Inconsistency and uncertainty with respect to legal authorities put national security at risk. As documented in the 9/11 Commission Report and the Department of Justice's Bellows Report, the legal authorities behind FISA and foreign surveillance in general are extremely complicated, frequently leading to confusion and mistakes. Intelligence officials work hard to stay within the bounds of the law, and when the law is unclear or uncertain, they become even more conservative, denying some surveillance requests that would be legal and requiring more time to approve others that fall well within the law. In some cases, confusion may cause agents in the field to avoid requesting important surveillance altogether. When Congress leaves the law unclear, it directly harms national security.
Stop the Insanity
It is time for Congress to stop playing politics with national security and pass sensible legislation that meets the needs of those who protect the country from attack while upholding Americans' civil liberties. The Protect America Act accomplished these crucial goals.
First, its major provision concerns persons not on U.S. soil. Constitutional protections were never intended to extend to cover wholly foreign intelligence gathering for national security purposes. Further, this surveillance relies on the same minimization procedures that have always applied to reduce the intrusion on the privacy interests of Americans who (whether wittingly or unwittingly) communicate with suspected terrorists or other enemy soldiers.
The act also wisely extended prospective immunity to communications providers that have worked with U.S. intelligence services to facilitate intelligence gathering for national security. With 40 or more civil lawsuits already filed against these providers for their cooperation, Congress should take the logical, fair step and provide retroactive immunity as well.

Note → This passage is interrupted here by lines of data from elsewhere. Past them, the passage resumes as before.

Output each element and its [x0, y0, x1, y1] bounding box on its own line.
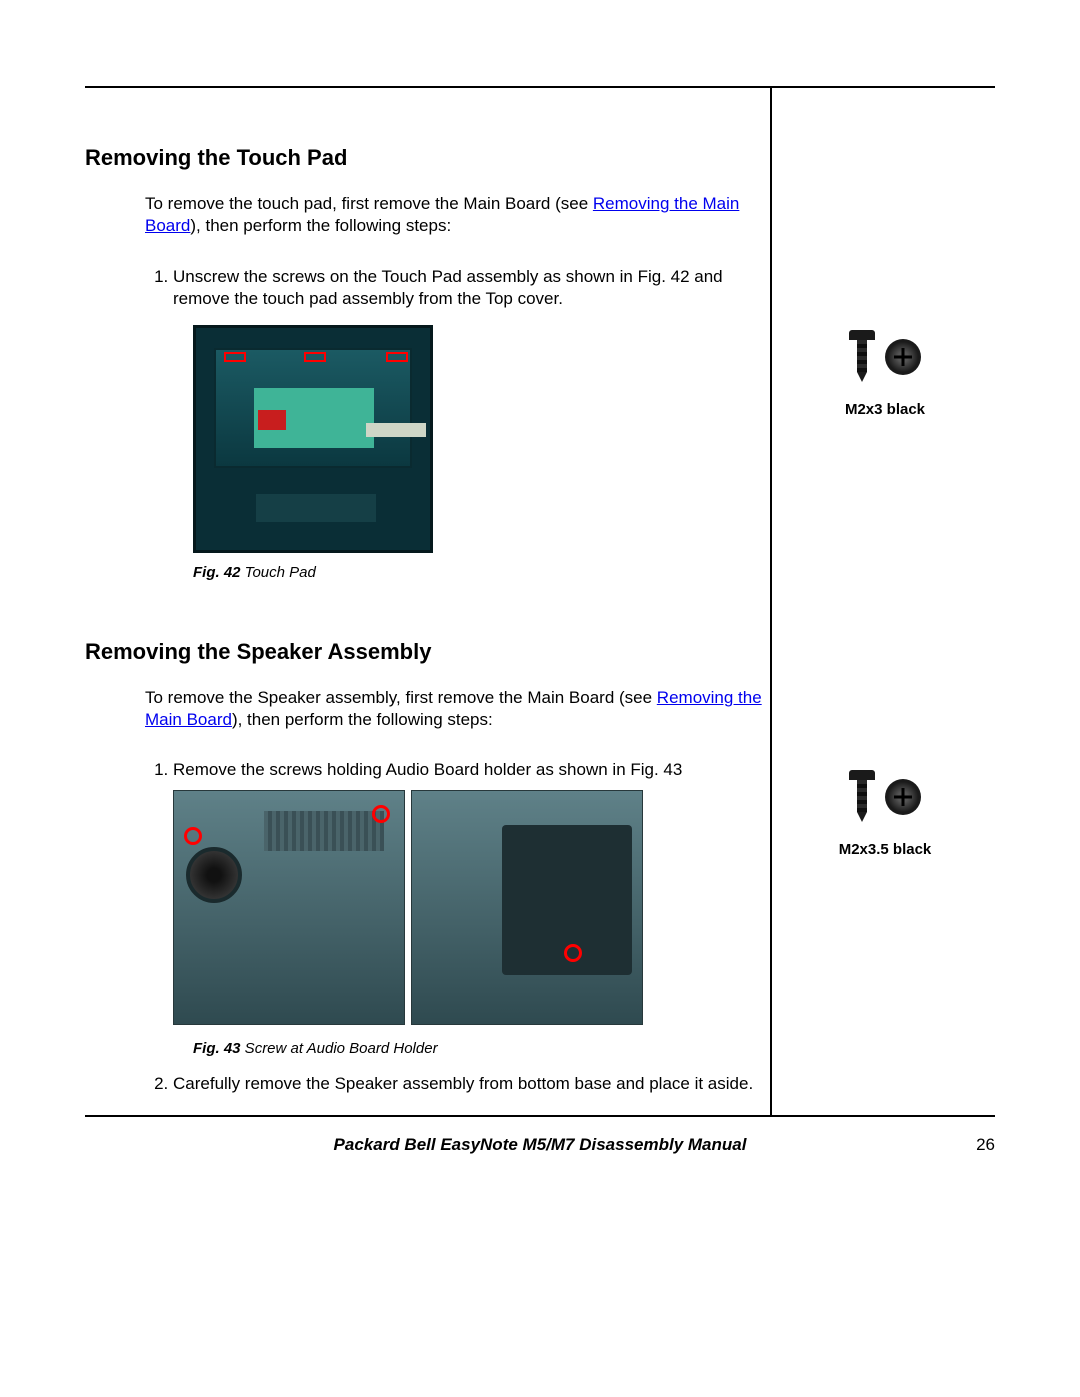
figure-43-caption-prefix: Fig. 43 — [193, 1040, 241, 1057]
touch-pad-intro-paragraph: To remove the touch pad, first remove th… — [85, 193, 765, 238]
touch-pad-steps-list: Unscrew the screws on the Touch Pad asse… — [85, 266, 765, 311]
heading-removing-touch-pad: Removing the Touch Pad — [85, 145, 765, 171]
figure-42-caption-body: Touch Pad — [241, 564, 316, 581]
sidebar-column: M2x3 black M2x3.5 black — [785, 86, 985, 858]
screw-icon-group — [849, 770, 921, 824]
figure-43-caption-body: Screw at Audio Board Holder — [241, 1040, 438, 1057]
touch-pad-buttons — [256, 494, 376, 522]
intro-text-pre: To remove the touch pad, first remove th… — [145, 194, 593, 213]
intro-text-post: ), then perform the following steps: — [232, 710, 493, 729]
screw-side-view-icon — [849, 330, 875, 384]
screw-top-view-icon — [885, 779, 921, 815]
screw-spec-block-2: M2x3.5 black — [785, 770, 985, 858]
figure-42-touch-pad-photo — [193, 325, 433, 553]
figure-43-right-half — [411, 790, 643, 1025]
screw-spec-block-1: M2x3 black — [785, 330, 985, 418]
screw-spec-label: M2x3 black — [785, 401, 985, 418]
screw-top-view-icon — [885, 339, 921, 375]
screw-highlight-icon — [564, 944, 582, 962]
touch-pad-connector-highlight — [258, 410, 286, 430]
intro-text-pre: To remove the Speaker assembly, first re… — [145, 688, 657, 707]
touch-pad-ribbon-cable — [366, 423, 426, 437]
chassis-grate — [264, 811, 384, 851]
screw-spec-label: M2x3.5 black — [785, 841, 985, 858]
screw-highlight-icon — [224, 352, 246, 362]
figure-43-left-half — [173, 790, 405, 1025]
speaker-step-1-text: Remove the screws holding Audio Board ho… — [173, 760, 682, 779]
speaker-intro-paragraph: To remove the Speaker assembly, first re… — [85, 687, 765, 732]
screw-highlight-icon — [386, 352, 408, 362]
vertical-separator-rule — [770, 86, 772, 1117]
speaker-steps-list-cont: Carefully remove the Speaker assembly fr… — [85, 1073, 765, 1095]
figure-43-caption: Fig. 43 Screw at Audio Board Holder — [85, 1039, 765, 1059]
bottom-border-rule — [85, 1115, 995, 1117]
figure-42-caption-prefix: Fig. 42 — [193, 564, 241, 581]
speaker-step-1: Remove the screws holding Audio Board ho… — [173, 759, 765, 1024]
screw-icon-group — [849, 330, 921, 384]
page-number: 26 — [976, 1135, 995, 1155]
speaker-steps-list: Remove the screws holding Audio Board ho… — [85, 759, 765, 1024]
figure-42-caption: Fig. 42 Touch Pad — [85, 563, 765, 583]
speaker-step-2: Carefully remove the Speaker assembly fr… — [173, 1073, 765, 1095]
screw-side-view-icon — [849, 770, 875, 824]
touch-pad-step-1: Unscrew the screws on the Touch Pad asse… — [173, 266, 765, 311]
heading-removing-speaker-assembly: Removing the Speaker Assembly — [85, 639, 765, 665]
screw-highlight-icon — [304, 352, 326, 362]
speaker-driver-icon — [186, 847, 242, 903]
screw-highlight-icon — [184, 827, 202, 845]
screw-highlight-icon — [372, 805, 390, 823]
intro-text-post: ), then perform the following steps: — [190, 216, 451, 235]
page-footer-title: Packard Bell EasyNote M5/M7 Disassembly … — [85, 1135, 995, 1155]
figure-43-audio-board-photo — [173, 790, 643, 1025]
main-content-column: Removing the Touch Pad To remove the tou… — [85, 145, 765, 1105]
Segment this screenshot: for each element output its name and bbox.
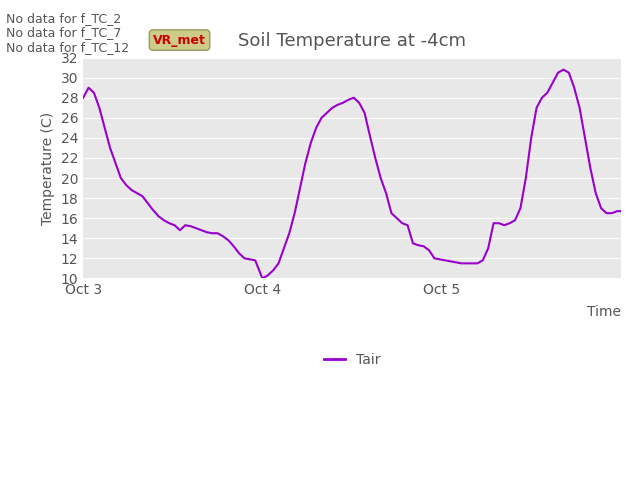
Text: Time: Time — [587, 305, 621, 319]
Legend: Tair: Tair — [318, 347, 386, 372]
Text: VR_met: VR_met — [153, 34, 206, 47]
Text: No data for f_TC_12: No data for f_TC_12 — [6, 41, 129, 54]
Text: No data for f_TC_7: No data for f_TC_7 — [6, 26, 122, 39]
Title: Soil Temperature at -4cm: Soil Temperature at -4cm — [238, 33, 466, 50]
Y-axis label: Temperature (C): Temperature (C) — [41, 111, 55, 225]
Text: No data for f_TC_2: No data for f_TC_2 — [6, 12, 122, 25]
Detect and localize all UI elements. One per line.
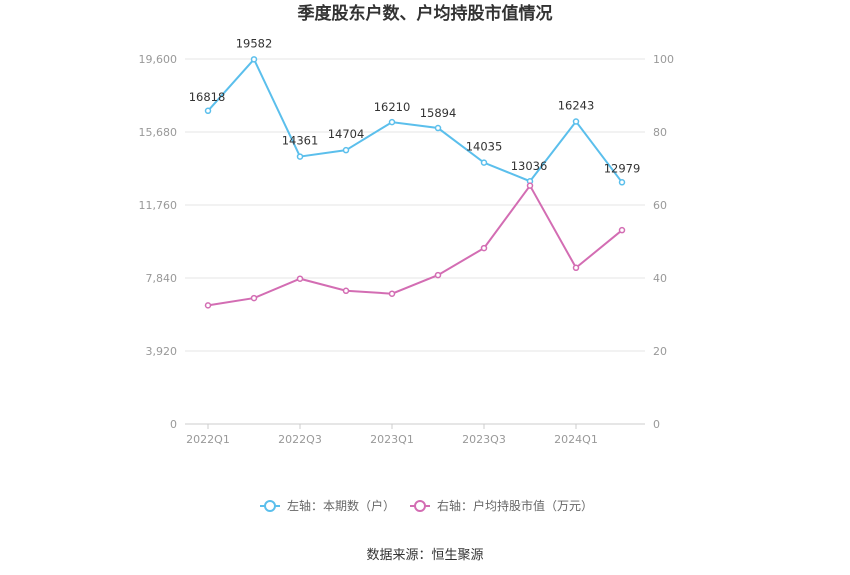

The bill ultimately should go further and expressly authorize the President to use his constitutional authority to conduct the intelligence gathering at home and abroad necessary to protect America from future terrorist attacks. That, however, is most likely a debate for another day. For now, Congress should make the provisions of the Protect America Act permanent and let the government get back to the business of stopping terrorists before they attack.
James Jay Carafano, Ph.D., is Assistant Director of the Kathryn and Shelby Cullom Davis Institute for International Studies and Senior Research Fellow for National Security and Homeland Security in the Douglas and Sarah Allison Center for Foreign Policy Studies at The Heritage Foundation. Robert Alt is Deputy Director of, and Andrew M. Grossman is Senior Legal Policy Analyst in, the Center for Legal and Judicial Studies at The Heritage Foundation.